Ведущий: Да. Вы очень хорошо сказали, что в духовной жизни наказание не тождественно совершению греха. Если вы что-то где-то украли, не обязательно, что у вас что-то украдут.  Хотя мне кажется, что человек чаще всего так и думает.

А. Овчаренко: Чаще всего.

Ведущий: Продолжим, так сказать, линию неожиданных выводов. А ведь это имеет педагогическое значение: человек опасается — и не делает. Разве это плохо? Зачем мне воровать? Украду — и у меня украдут. Не буду. Разве плохо?

А. Овчаренко: По идее — да, почему бы и нет? Как минимум…

Ведущий: Но глубинно в духовной жизни так не работает?

А. Овчаренко: Не работает. Оно может и работать, и не работать. Но чаще всего, действительно, Бог Он… Как бы так сказать? Он не связан нашими ни грехами, ни страстями, ни…

В: Да.

А. Овчаренко: …и никакими вещами другими.

Ведущий: Понятно.

А. Овчаренко: И Он — у Него свой Промысл Божий. Но педагогически это работает. И это работает. И мы все это используем, священники.

Ведущий: Но наказание в духовной жизни, о котором вы говорите, — это тоже, в общем, наше человеческое понимание действий Бога по отношению к нам?

А. Овчаренко: Это вот, знаете, как? Вот наше понимание и Божье — мне кажется это как вот идеальный круг — и наше желание: попробуйте вот нарисовать этот круг от руки,  ну вот как бы и круг — и…

Ведущий: …и не круг, да.

А. Овчаренко: А как он отличается. Это точно. И даже слово, этимология слова «наказание» — наказ, да?  Учительство. То есть Бог через это все равно чему-то пытается научить нас. Не в смысле какого-то юридического такого момента. Или так: ага, у тебя украли столько, значит, украли — все, Моя справедливость Божественная — она удовлетворена. И ты получил — ты можешь спокойно себя чувствовать. Нет, все равно это какой-то педагогический какой-то, учительный какой-то элемент имеет. Не просто не делай — а посмотри: ты принес через это боль кому-то, тебе самому было плохо, ты сам испытывал боль. Ты продолжаешь дальше? Так а не только ты боль принес — себе, этому человеку, ты боль и Христу принес. Потому что через этот поступок — можно так сказать? — когда временной и пространственный континуум как бы меняется, потому что Господь умер за грехи всех людей — и живших до Него, и после Него. Получается, наши грехи распинают Его. То есть наш, получается, вот этот момент — он тоже, получается, вбивает гвозди в руки Спасителя. Ну, очень, конечно, образно. Не каждый так рассуждает. И я так не всегда рассуждаю. Но может быть, кто-то, слушая нас, задумается над этим. А то, что наказание не тождественно, — ну, в некотором смысле это творчество тоже Бога.

ЛЮБОВЬ

Ведущий: У вас вот четверть века с матушкой.

А. Овчаренко: Да.

Ведущий: И вы такой трогательный написали пост по этому поводу и процитировали там Пришвина: «Помни, что человек, которого ты любишь во мне, конечно, лучше меня, я не такой. Но люби — и я постараюсь быть лучше себя». Важные такие слова. А скажите, пожалуйста,  благодаря вот этой любви, благодаря этой четверти века, вот что вы поняли о любви?
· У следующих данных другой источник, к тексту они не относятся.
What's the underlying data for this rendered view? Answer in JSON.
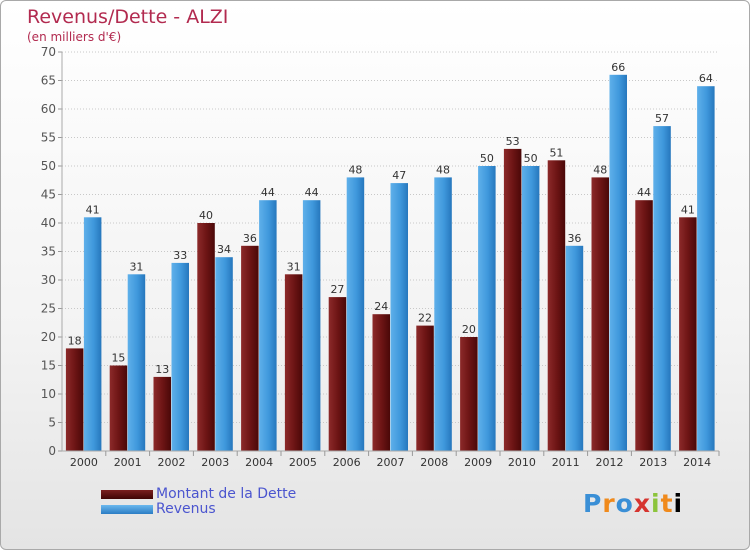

А. Овчаренко: Она отличается от влюбленности…

Ведущий: Что из того, что не сказал апостол Павел? (Смеется.)

«Перед тем, как уехать в монастырь, я закрыл все квартальные отчеты. Я был свободен», — протоиерей Александр Овчаренко
Фото Владимира Ештокина

А. Овчаренко: Любовь отличается от влюбленности, которая определенно должна быть в начале отношений, — влюбленность, уважение, какие-то еще моменты. Но отличается, как… я не знаю, как небо и земля. Потому что влюбленность — она любит какие-то достоинства в человеке, а любовь даже недостатки любит.  Это действительно так. Тут ты сопротивляешься, ты даже гневаешься, но ты без этого уже, вот этого человека, без этого как бы уже и не тот человек это будет. Вот, действительно, любовь — она любит вот даже эти недостатки. Ведь это ж тоже, постоянно в этом совершенствование. Постоянно приближение к какому-то идеалу, которого все равно не достигнем, и не потому, что мы плохо трудимся, а потому, что любовь — она удивительная вещь, которая… Я как-то перефразировал, «воцерковил» выражение в свое время главной героини в «Интерстелларе», когда она говорила о любви, что, может быть, любовь — это… сущность будущего века. Может быть, это некий воздух какого-то того мира нового. Вот. Она ведь не только для продолжения рода, для налаживания каких-то социальных связей нужна. Ведь мы даже любим людей, которые давно уже умерли, хотя в этом нету никакой… ни выгоды нету, никакой ни общественной пользы нету никакой. Но мы их любим. Получается, любовь — это какое-то, может быть, условие того будущего мира. Только она там пребывает. И нам нужно здесь научиться в этих уже условиях жить и испытывать вот это. И получается, что любовь — она нас выводит опять же за рамки вот этого пространства и времени. И меня это очень удивило. Потому что она очень как-то, знаете, как-то тождественна с нашим каким-то, вот с нашими мыслями, ощущением христианским и православным, даже со святыми отцами. Если порыться, то вот… ну, в хорошем смысле слова, то найти такие размышления о том, что действительно любовь — это всё, потому что это и есть Бог. Здесь только мы отчасти только как-то ее так воспринимаем, опять же как некие зарницы такие. А там она будет вся во всем.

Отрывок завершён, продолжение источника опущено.